#SheDefends |Launching Statement for the 16 Days of Activism

#SheDefends |Launching Statement for the 16 Days of Activism

Launching Statement for the 16 Days of Activism Campaign to Combat Violence against Women, all Women.

#SheDefends

The Regional Coalition for Women Human Rights Defenders in the Middle East and North Africa (WHRD MENA) shares with you visual material for the 16 Days of Activism Campaign to Combat Violence against Women for 2021. It starts with a question about the state of WHRDs in MENA after 2 years of isolation due to borders’ closure as a worldwide measurement against the COVID pandemic that wore us all down and disrupted our realities to a great extent.
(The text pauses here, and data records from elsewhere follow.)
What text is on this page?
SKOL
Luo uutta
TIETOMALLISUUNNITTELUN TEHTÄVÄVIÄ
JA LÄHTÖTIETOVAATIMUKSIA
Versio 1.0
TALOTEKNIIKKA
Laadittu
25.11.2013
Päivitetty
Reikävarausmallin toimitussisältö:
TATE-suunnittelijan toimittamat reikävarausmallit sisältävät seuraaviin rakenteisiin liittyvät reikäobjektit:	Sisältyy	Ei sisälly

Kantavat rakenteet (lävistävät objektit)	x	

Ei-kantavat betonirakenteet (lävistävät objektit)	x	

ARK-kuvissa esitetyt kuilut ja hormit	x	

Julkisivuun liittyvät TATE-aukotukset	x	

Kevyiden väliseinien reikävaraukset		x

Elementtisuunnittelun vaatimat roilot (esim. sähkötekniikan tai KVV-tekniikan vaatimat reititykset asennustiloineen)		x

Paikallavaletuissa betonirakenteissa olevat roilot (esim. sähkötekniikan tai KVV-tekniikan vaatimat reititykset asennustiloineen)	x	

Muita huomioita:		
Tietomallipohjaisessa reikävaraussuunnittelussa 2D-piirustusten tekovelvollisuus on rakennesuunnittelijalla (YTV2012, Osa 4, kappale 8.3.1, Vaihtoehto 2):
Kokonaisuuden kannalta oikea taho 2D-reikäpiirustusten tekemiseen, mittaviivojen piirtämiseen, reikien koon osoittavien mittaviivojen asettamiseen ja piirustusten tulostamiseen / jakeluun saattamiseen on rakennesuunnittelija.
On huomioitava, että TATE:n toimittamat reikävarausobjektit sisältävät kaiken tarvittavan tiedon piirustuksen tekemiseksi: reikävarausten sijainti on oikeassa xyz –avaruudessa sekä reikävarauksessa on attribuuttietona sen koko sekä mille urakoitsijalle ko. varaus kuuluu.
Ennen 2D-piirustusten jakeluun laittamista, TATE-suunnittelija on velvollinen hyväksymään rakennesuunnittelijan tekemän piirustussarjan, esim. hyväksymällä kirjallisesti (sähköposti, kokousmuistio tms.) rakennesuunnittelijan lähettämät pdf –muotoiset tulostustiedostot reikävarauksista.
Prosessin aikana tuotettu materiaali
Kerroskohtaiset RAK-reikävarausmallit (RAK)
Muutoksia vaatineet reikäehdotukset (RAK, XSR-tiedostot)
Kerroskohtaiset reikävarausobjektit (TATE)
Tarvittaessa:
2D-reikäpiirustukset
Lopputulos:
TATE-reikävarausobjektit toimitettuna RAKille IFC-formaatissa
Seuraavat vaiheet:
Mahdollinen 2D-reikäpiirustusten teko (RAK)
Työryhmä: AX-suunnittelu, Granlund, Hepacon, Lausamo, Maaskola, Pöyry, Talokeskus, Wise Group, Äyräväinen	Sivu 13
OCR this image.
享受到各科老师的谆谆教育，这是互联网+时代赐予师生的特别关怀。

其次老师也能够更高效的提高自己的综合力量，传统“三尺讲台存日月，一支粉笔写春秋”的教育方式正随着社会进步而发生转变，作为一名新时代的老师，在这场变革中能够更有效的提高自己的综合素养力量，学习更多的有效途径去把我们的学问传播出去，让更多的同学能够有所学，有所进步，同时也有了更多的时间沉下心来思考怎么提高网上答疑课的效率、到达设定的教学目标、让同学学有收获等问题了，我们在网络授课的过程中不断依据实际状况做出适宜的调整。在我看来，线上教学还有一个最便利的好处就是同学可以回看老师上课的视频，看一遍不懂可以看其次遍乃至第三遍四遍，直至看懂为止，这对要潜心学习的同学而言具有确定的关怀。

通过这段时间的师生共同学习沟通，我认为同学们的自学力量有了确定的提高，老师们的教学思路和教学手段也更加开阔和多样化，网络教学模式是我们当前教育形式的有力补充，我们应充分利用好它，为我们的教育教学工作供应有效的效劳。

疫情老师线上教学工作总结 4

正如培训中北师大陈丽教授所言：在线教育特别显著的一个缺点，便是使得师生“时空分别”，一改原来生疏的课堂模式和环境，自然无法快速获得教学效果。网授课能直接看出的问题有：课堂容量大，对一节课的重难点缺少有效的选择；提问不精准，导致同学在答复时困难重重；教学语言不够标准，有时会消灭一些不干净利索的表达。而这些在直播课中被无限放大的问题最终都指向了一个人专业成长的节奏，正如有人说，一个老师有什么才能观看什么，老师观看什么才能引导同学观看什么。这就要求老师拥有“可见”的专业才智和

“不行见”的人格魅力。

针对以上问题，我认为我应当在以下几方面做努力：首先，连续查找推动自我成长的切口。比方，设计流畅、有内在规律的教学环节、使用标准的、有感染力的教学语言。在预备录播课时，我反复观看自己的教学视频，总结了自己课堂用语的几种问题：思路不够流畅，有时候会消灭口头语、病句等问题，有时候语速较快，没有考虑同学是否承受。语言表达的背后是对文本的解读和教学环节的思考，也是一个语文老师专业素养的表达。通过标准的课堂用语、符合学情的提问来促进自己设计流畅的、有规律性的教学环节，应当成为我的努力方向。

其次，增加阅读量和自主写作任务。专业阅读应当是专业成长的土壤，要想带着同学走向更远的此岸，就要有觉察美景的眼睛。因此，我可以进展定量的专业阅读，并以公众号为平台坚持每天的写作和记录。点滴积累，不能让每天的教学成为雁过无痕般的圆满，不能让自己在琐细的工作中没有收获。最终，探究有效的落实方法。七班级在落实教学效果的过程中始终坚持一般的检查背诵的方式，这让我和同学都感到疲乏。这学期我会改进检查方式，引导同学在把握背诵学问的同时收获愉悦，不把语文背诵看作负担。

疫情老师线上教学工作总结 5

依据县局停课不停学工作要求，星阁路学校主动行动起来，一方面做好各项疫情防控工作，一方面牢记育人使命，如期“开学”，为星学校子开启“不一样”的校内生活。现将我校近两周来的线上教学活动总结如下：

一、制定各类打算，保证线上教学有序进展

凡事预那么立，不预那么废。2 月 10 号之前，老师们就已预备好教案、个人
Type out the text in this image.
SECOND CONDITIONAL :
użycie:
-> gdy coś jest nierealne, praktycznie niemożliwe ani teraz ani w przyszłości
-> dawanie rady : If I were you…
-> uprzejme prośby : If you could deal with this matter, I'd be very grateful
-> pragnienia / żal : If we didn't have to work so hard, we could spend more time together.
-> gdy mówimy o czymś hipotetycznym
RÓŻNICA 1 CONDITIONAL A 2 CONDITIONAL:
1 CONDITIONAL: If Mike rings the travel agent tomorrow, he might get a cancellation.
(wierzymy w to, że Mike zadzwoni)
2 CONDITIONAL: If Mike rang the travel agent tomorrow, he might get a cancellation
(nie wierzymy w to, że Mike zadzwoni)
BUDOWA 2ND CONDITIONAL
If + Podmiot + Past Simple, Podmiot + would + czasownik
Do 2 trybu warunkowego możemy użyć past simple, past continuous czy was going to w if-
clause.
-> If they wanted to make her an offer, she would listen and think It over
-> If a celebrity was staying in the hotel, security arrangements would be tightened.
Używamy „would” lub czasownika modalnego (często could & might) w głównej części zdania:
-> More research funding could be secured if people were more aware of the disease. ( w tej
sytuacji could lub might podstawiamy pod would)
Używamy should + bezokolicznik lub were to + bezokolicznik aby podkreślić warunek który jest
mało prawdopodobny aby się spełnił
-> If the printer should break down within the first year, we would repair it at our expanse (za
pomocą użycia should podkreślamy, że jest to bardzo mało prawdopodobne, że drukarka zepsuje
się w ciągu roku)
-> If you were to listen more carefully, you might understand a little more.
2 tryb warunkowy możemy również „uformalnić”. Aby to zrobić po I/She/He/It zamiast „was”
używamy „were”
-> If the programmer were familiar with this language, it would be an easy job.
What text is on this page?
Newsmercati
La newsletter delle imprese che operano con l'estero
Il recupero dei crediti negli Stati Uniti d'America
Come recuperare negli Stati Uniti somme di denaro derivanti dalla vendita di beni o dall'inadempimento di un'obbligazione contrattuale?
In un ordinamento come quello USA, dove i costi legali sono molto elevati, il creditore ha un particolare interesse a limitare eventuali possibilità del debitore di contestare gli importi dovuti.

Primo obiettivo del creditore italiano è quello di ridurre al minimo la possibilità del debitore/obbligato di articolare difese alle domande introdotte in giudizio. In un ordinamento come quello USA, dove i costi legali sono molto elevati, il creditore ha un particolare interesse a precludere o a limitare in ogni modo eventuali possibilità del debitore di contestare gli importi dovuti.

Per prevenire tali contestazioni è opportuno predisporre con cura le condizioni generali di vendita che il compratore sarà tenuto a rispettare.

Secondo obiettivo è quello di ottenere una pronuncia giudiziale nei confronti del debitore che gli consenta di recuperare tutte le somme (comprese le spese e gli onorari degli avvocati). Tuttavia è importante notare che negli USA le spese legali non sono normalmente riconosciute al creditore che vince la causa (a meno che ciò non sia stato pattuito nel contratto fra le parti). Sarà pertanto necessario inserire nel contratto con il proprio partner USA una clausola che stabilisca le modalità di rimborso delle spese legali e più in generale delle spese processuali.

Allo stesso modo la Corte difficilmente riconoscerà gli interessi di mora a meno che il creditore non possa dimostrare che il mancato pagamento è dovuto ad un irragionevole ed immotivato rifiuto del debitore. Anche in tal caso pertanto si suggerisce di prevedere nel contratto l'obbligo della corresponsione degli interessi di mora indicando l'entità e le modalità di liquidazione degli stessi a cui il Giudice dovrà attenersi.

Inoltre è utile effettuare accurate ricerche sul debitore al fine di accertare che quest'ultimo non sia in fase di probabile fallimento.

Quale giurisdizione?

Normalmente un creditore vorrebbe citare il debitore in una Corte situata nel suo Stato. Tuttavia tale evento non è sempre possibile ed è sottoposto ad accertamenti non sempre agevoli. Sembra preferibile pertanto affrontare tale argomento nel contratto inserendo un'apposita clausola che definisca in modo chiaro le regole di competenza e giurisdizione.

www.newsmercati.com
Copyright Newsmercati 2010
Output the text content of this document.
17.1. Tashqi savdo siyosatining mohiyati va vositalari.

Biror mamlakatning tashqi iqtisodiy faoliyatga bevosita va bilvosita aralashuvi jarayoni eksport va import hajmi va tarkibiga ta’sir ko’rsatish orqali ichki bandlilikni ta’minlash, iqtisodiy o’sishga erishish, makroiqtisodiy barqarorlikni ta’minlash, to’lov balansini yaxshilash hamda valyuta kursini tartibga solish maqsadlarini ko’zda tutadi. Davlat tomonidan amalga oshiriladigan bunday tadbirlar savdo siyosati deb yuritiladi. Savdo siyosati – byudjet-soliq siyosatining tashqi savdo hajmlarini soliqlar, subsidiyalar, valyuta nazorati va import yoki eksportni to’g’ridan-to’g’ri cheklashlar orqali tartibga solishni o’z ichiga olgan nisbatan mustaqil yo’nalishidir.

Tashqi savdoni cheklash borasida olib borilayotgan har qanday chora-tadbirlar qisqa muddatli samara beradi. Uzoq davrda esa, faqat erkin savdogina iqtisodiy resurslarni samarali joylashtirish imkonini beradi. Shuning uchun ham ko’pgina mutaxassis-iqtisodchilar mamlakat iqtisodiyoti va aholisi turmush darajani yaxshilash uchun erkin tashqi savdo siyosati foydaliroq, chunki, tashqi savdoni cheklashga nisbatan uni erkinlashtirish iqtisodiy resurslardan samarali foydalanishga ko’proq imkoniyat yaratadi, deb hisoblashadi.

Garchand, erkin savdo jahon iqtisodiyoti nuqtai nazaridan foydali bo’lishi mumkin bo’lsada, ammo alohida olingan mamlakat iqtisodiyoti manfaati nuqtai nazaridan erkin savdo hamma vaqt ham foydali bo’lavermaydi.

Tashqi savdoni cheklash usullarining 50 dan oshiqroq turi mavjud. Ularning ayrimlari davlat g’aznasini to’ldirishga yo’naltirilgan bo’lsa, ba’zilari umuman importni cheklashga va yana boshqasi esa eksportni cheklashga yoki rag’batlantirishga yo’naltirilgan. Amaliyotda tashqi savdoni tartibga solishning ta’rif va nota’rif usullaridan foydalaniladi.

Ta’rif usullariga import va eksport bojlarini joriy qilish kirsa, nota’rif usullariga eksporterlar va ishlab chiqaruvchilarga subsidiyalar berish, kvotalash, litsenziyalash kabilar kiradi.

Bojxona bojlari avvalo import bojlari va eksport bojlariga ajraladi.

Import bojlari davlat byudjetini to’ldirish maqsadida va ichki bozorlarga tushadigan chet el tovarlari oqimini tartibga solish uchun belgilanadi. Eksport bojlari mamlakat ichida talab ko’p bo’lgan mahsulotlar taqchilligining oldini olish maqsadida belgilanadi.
In 2020, the coalition worked on exploring the concept of well-being with members which was very well received by feminist movements in our region. This year, #SheDefends explores questions on the effect of isolation on WHRD movements, which has 2 facets for us, where the primary questions explore what happened in contexts in which our members are active, and how governments have benefitted from the pandemic and isolation to oppress more and more rights, and how the pandemic has covered all of these incidents that did not get coverage in the media or social media. The secondary questions on the other hand explore the forms of isolation in which our movements are located and those that we also should name and break, so our movements can regain their real source of strength, and our ability for diversity and broadening at no one’s expense. The second part of the campaign works on facts and ideas that the coalition takes, and will take, seriously in the next few years, while we restructure the coalition and its administrative structure, in addition to work methods and our desire for the coalition to be a diverse space that is inclusive and supportive of WHRDs with no exception.

The coalition also launches with the platform of Open Democracy, as part of #SheDefends, content by leading colleagues from the world in feminist work and defense of human rights, that aims to provide a look into the situation of WHRDs after the rise of what is known as anti-rights groups in the world which promote policies that aim to obstruct the global rise of feminist movements and how governments are complicit with them. This content also provides a learning experience from the experience of Central American countries in bodily and reproductive rights before and after the pandemic, and it also provides additional content that takes a serious look at our work on countries of the global North as a place in which human rights violence happen and are on the rise, and how Palestine and black movements in the U.S. intersect in facing these violations. Finally, it provides content on how borders’ closure affects coalitions, especially ours, and what happens when borders are closed. The articles will be available on the website of Open Democracy.